Floater
- Amulya Pilla
- Jan 13, 2019
- 3 min read
Do you ever feel like nobody needs you? Like you could disappear, but nothing would change and no one would notice?
Minerva is a cool place with cool people, but sometimes I can't help but wonder whether I'll still be friends with some of these people at the end of four years or not. Or two years. Or for the rest of my life.
Friendships naturally start and end, but some last. And more often than not, the ones that last, are your childhood friends- and/or your college ones.
M22 has students from all over the world. There are about 150 of us and 51 distinct nationalities represented. Even if friends from college are the ones that are going to last, how likely is it that after college we will actually see each other very frequently? It just seems probable. I know I should be investing in making friends that are going to last but how probable is it that those people are the ones that will actually take the conscious effort to remember you when you're not right in front of them 24/7?
Some people say that I have too high standards lol. I guess "friend" means a little more to me than it does to most.
We had a sort of dance party thing that SXP organized, and first of all, I don't really fare well in large group gathering things- especially when mass dancing and music is involved. I genuinely try to, and have, on several occasions. But every time, without exception, I can't seem to find myself in that scene. My personality disappears and my character becomes mute and I don't know how to act. Secondly, and more importantly, nearly everyone from our class was present.
I don't know if my friends looked for me, but I definitely looked for them. What I do know is that even if they did look, they weren't the ones that found me.
Most of it I just spent standing by myself awkwardly or, on a special occasion, standing with other people awkwardly.
I think it's totally my fault though. I don't remember who told me this, but I remember someone saying that some people never find their "group" of friends. Some people just end up being the people who float between groups and connect them, and never really belong to just one group.
I remember when the person brought it up, I was very insistent that I was not this person.

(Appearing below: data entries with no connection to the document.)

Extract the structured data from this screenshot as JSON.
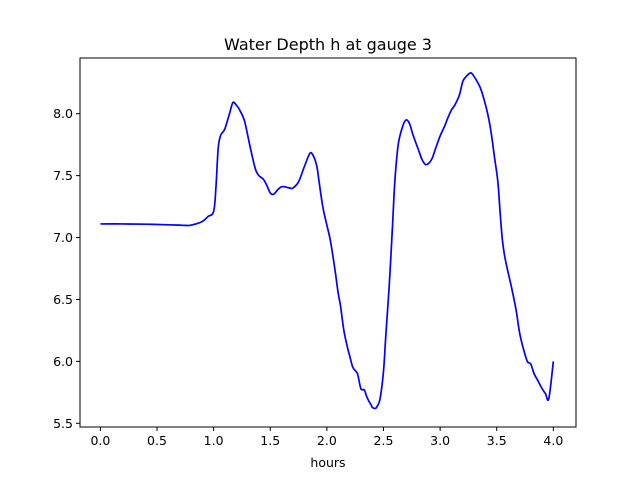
{
  "chart_data": {
    "type": "line",
    "title": "Water Depth h at gauge 3",
    "xlabel": "hours",
    "ylabel": "",
    "xlim": [
      -0.18,
      4.2
    ],
    "ylim": [
      5.47,
      8.45
    ],
    "xticks": [
      0.0,
      0.5,
      1.0,
      1.5,
      2.0,
      2.5,
      3.0,
      3.5,
      4.0
    ],
    "xtick_labels": [
      "0.0",
      "0.5",
      "1.0",
      "1.5",
      "2.0",
      "2.5",
      "3.0",
      "3.5",
      "4.0"
    ],
    "yticks": [
      5.5,
      6.0,
      6.5,
      7.0,
      7.5,
      8.0
    ],
    "ytick_labels": [
      "5.5",
      "6.0",
      "6.5",
      "7.0",
      "7.5",
      "8.0"
    ],
    "grid": false,
    "series": [
      {
        "name": "",
        "color": "#0000ff",
        "x": [
          0.0,
          0.2,
          0.4,
          0.6,
          0.7,
          0.75,
          0.8,
          0.9,
          0.95,
          1.0,
          1.02,
          1.04,
          1.06,
          1.08,
          1.1,
          1.14,
          1.17,
          1.2,
          1.23,
          1.27,
          1.3,
          1.33,
          1.37,
          1.4,
          1.44,
          1.47,
          1.5,
          1.53,
          1.57,
          1.6,
          1.63,
          1.67,
          1.7,
          1.75,
          1.8,
          1.85,
          1.88,
          1.91,
          1.93,
          1.95,
          1.97,
          2.0,
          2.03,
          2.07,
          2.1,
          2.12,
          2.15,
          2.18,
          2.2,
          2.23,
          2.27,
          2.3,
          2.33,
          2.35,
          2.37,
          2.39,
          2.4,
          2.42,
          2.44,
          2.47,
          2.5,
          2.52,
          2.55,
          2.58,
          2.6,
          2.63,
          2.67,
          2.7,
          2.73,
          2.76,
          2.8,
          2.82,
          2.84,
          2.87,
          2.9,
          2.93,
          2.96,
          3.0,
          3.04,
          3.07,
          3.1,
          3.13,
          3.17,
          3.2,
          3.23,
          3.27,
          3.3,
          3.35,
          3.38,
          3.42,
          3.45,
          3.48,
          3.51,
          3.53,
          3.55,
          3.57,
          3.6,
          3.63,
          3.67,
          3.7,
          3.73,
          3.77,
          3.8,
          3.83,
          3.86,
          3.9,
          3.93,
          3.96,
          4.0
        ],
        "y": [
          7.11,
          7.11,
          7.108,
          7.103,
          7.1,
          7.098,
          7.1,
          7.13,
          7.17,
          7.21,
          7.4,
          7.72,
          7.82,
          7.85,
          7.88,
          8.0,
          8.09,
          8.07,
          8.03,
          7.95,
          7.83,
          7.7,
          7.55,
          7.5,
          7.47,
          7.42,
          7.36,
          7.35,
          7.39,
          7.41,
          7.41,
          7.4,
          7.4,
          7.45,
          7.57,
          7.68,
          7.66,
          7.58,
          7.46,
          7.33,
          7.22,
          7.1,
          6.98,
          6.75,
          6.55,
          6.45,
          6.25,
          6.12,
          6.05,
          5.95,
          5.9,
          5.78,
          5.77,
          5.72,
          5.68,
          5.65,
          5.63,
          5.62,
          5.63,
          5.7,
          5.92,
          6.2,
          6.6,
          7.1,
          7.45,
          7.75,
          7.9,
          7.95,
          7.92,
          7.83,
          7.73,
          7.68,
          7.63,
          7.59,
          7.6,
          7.64,
          7.72,
          7.82,
          7.9,
          7.97,
          8.03,
          8.07,
          8.15,
          8.26,
          8.3,
          8.33,
          8.3,
          8.22,
          8.14,
          8.0,
          7.85,
          7.65,
          7.45,
          7.2,
          6.98,
          6.85,
          6.72,
          6.6,
          6.42,
          6.24,
          6.12,
          6.0,
          5.98,
          5.9,
          5.85,
          5.78,
          5.74,
          5.7,
          6.0
        ]
      }
    ]
  }
}
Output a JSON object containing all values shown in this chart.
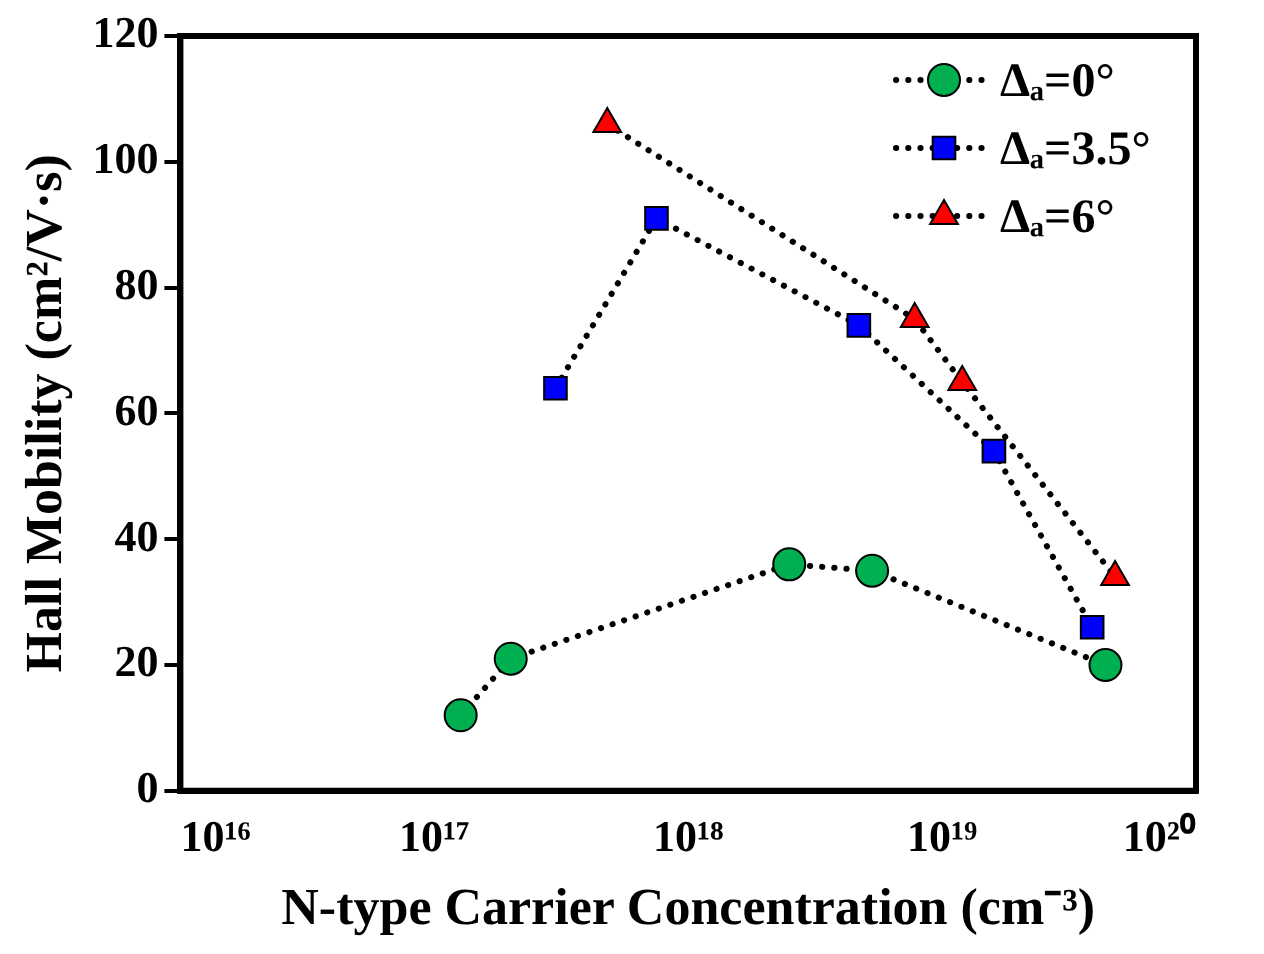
{
  "chart_data": {
    "type": "line",
    "xlabel": "N-type Carrier Concentration (cm⁻³)",
    "ylabel": "Hall Mobility (cm²/V·s)",
    "log": "x",
    "xlim": [
      1e+16,
      1e+20
    ],
    "xticks": [
      {
        "value": 1e+16,
        "label": "10¹⁶"
      },
      {
        "value": 1e+17,
        "label": "10¹⁷"
      },
      {
        "value": 1e+18,
        "label": "10¹⁸"
      },
      {
        "value": 1e+19,
        "label": "10¹⁹"
      },
      {
        "value": 1e+20,
        "label": "10²⁰"
      }
    ],
    "ylim": [
      0,
      120
    ],
    "yticks": [
      0,
      20,
      40,
      60,
      80,
      100,
      120
    ],
    "grid": false,
    "legend": "top right",
    "line_style": "dotted",
    "series": [
      {
        "name": "Δₐ=0°",
        "color": "#00b050",
        "marker": "circle",
        "x": [
          1.27e+17,
          2e+17,
          2.5e+18,
          5.3e+18,
          4.4e+19
        ],
        "values": [
          12,
          21,
          36,
          35,
          20
        ]
      },
      {
        "name": "Δₐ=3.5°",
        "color": "#0000ff",
        "marker": "square",
        "x": [
          3e+17,
          7.5e+17,
          4.7e+18,
          1.6e+19,
          3.9e+19
        ],
        "values": [
          64,
          91,
          74,
          54,
          26
        ]
      },
      {
        "name": "Δₐ=6°",
        "color": "#ff0000",
        "marker": "triangle",
        "x": [
          4.8e+17,
          7.8e+18,
          1.2e+19,
          4.8e+19
        ],
        "values": [
          106,
          75,
          65,
          34
        ]
      }
    ]
  }
}
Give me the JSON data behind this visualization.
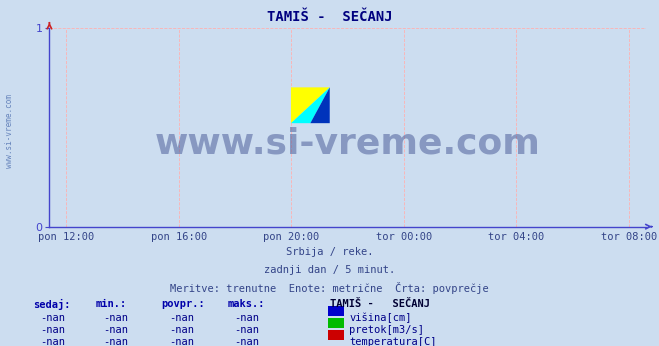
{
  "title": "TAMIŠ -  SEČANJ",
  "background_color": "#ccddf0",
  "plot_bg_color": "#ccddf0",
  "grid_color": "#ffb0b0",
  "axis_color": "#4444cc",
  "left_spine_color": "#4444cc",
  "bottom_spine_color": "#4444cc",
  "title_color": "#000080",
  "title_fontsize": 10,
  "watermark_text": "www.si-vreme.com",
  "watermark_color": "#334488",
  "watermark_alpha": 0.45,
  "watermark_fontsize": 26,
  "sidebar_text": "www.si-vreme.com",
  "sidebar_color": "#4466aa",
  "ylim": [
    0,
    1
  ],
  "yticks": [
    0,
    1
  ],
  "xtick_labels": [
    "pon 12:00",
    "pon 16:00",
    "pon 20:00",
    "tor 00:00",
    "tor 04:00",
    "tor 08:00"
  ],
  "xtick_positions": [
    0,
    1,
    2,
    3,
    4,
    5
  ],
  "xlabel_color": "#334488",
  "xlabel_fontsize": 7.5,
  "ylabel_fontsize": 8,
  "subtitle_lines": [
    "Srbija / reke.",
    "zadnji dan / 5 minut.",
    "Meritve: trenutne  Enote: metrične  Črta: povprečje"
  ],
  "subtitle_color": "#334488",
  "subtitle_fontsize": 7.5,
  "legend_title": "TAMIŠ -   SEČANJ",
  "legend_items": [
    {
      "label": "višina[cm]",
      "color": "#0000cc"
    },
    {
      "label": "pretok[m3/s]",
      "color": "#00bb00"
    },
    {
      "label": "temperatura[C]",
      "color": "#cc0000"
    }
  ],
  "table_headers": [
    "sedaj:",
    "min.:",
    "povpr.:",
    "maks.:"
  ],
  "table_values": [
    "-nan",
    "-nan",
    "-nan",
    "-nan"
  ],
  "table_header_color": "#0000aa",
  "table_val_color": "#000088",
  "table_fontsize": 7.5
}
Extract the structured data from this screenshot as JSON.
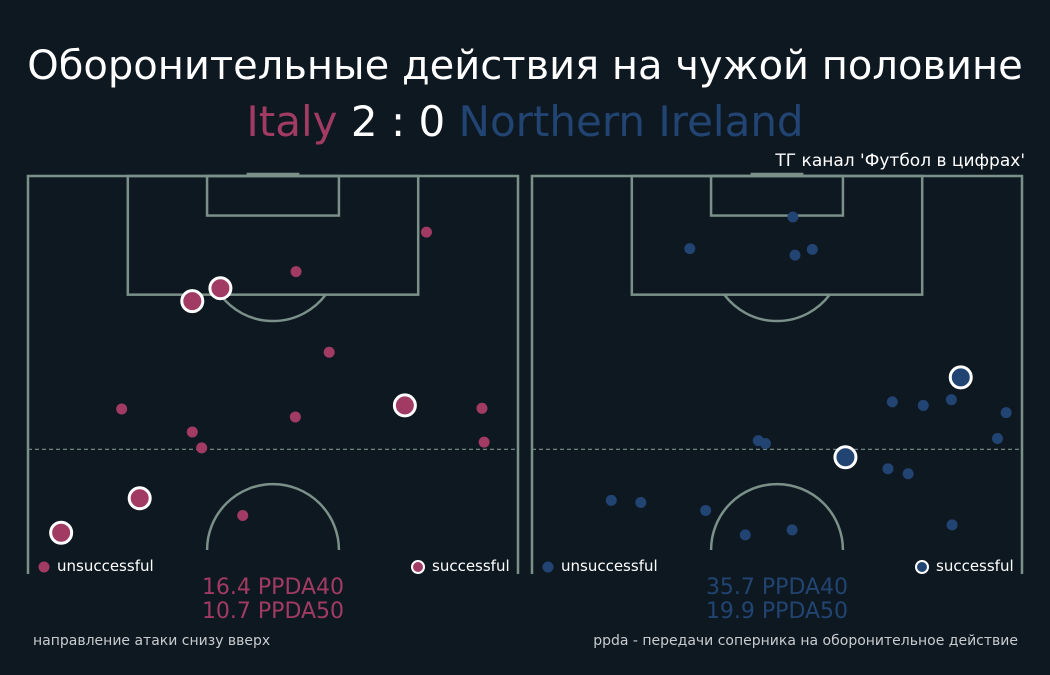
{
  "title": "Оборонительные действия на чужой половине",
  "match": {
    "team_a": "Italy",
    "score": "2 : 0",
    "team_b": "Northern Ireland"
  },
  "credit": "ТГ канал 'Футбол в цифрах'",
  "footer": {
    "left": "направление атаки снизу вверх",
    "right": "ppda - передачи соперника на оборонительное действие"
  },
  "colors": {
    "background": "#0e1821",
    "pitch_lines": "#7a9088",
    "team_a": "#a13b63",
    "team_b": "#224472",
    "marker_edge": "#ffffff"
  },
  "chart_data": [
    {
      "type": "scatter",
      "team": "Italy",
      "color": "#a13b63",
      "legend": {
        "unsuccessful": "unsuccessful",
        "successful": "successful"
      },
      "ppda": [
        "16.4 PPDA40",
        "10.7 PPDA50"
      ],
      "xlim": [
        0,
        68
      ],
      "ylim": [
        50,
        102
      ],
      "unsuccessful": [
        [
          55.3,
          94.2
        ],
        [
          37.2,
          88.7
        ],
        [
          41.8,
          77.5
        ],
        [
          13.0,
          69.6
        ],
        [
          22.8,
          66.4
        ],
        [
          24.1,
          64.2
        ],
        [
          37.1,
          68.5
        ],
        [
          63.0,
          69.7
        ],
        [
          63.3,
          65.0
        ],
        [
          29.8,
          54.8
        ]
      ],
      "successful": [
        [
          22.8,
          84.6
        ],
        [
          26.7,
          86.4
        ],
        [
          52.3,
          70.1
        ],
        [
          15.5,
          57.2
        ],
        [
          4.6,
          52.4
        ]
      ]
    },
    {
      "type": "scatter",
      "team": "Northern Ireland",
      "color": "#224472",
      "legend": {
        "unsuccessful": "unsuccessful",
        "successful": "successful"
      },
      "ppda": [
        "35.7 PPDA40",
        "19.9 PPDA50"
      ],
      "xlim": [
        0,
        68
      ],
      "ylim": [
        50,
        102
      ],
      "unsuccessful": [
        [
          36.2,
          96.3
        ],
        [
          21.9,
          91.9
        ],
        [
          36.5,
          91.0
        ],
        [
          38.9,
          91.8
        ],
        [
          50.0,
          70.6
        ],
        [
          54.3,
          70.1
        ],
        [
          58.2,
          70.9
        ],
        [
          65.8,
          69.1
        ],
        [
          64.6,
          65.5
        ],
        [
          31.4,
          65.2
        ],
        [
          32.4,
          64.8
        ],
        [
          49.4,
          61.3
        ],
        [
          52.2,
          60.6
        ],
        [
          11.0,
          56.9
        ],
        [
          15.1,
          56.6
        ],
        [
          24.1,
          55.5
        ],
        [
          58.3,
          53.5
        ],
        [
          36.1,
          52.8
        ],
        [
          29.6,
          52.1
        ]
      ],
      "successful": [
        [
          59.5,
          74.0
        ],
        [
          43.5,
          62.9
        ]
      ]
    }
  ]
}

I was not a floater. I'm cool. I have a group. Kind of. It's still only the first semester, it's just too early to find my group but I know it'll happen eventually.
And in highschool I think it kind of did, but it was definitely not in my freshman year, and it definitely took a while for me to believe the group had my back.
I'm hoping it'll be the same in college, but right now the situation don't look so hot :(
I can point to three distinct groups of people that I hang out with regularly. And there are definitely people that I am closer to in some groups than in others, but there is not one group that I feel completely at home in.
I don't feel like no matter when or where, I could call them all to hang out or just be there. At the dance party thing they didn't invite me to join them, and even though I didn't expect them to, I guess a part of me still hoped. Because even if I didn't dance to jumpy pop songs, those cliques do e v e r y t h i n g together, and thus, it made sense why I wasn't in that everything.
Maybe that's the con of being the floater. No one group truly needs you to complete the group. The pro would probably be the diversity of friends and friend groups and the ability to connect groups, but other than that, I don't see much depth in not belonging to a singular group.
I know Ben Nelson always talks about not forming cliques and not hanging out with the same people all the time, but there is a good reason that people do it. Because when you do everything together, you become family, and family always comes first right? If you share all of these common memories, then you have more opportunities for inside jokes, and understood preferences, and nuanced conversations, and ultimately comfort.
It's comfortable to be in a clique.
And right now I don't remember why that's a bad thing.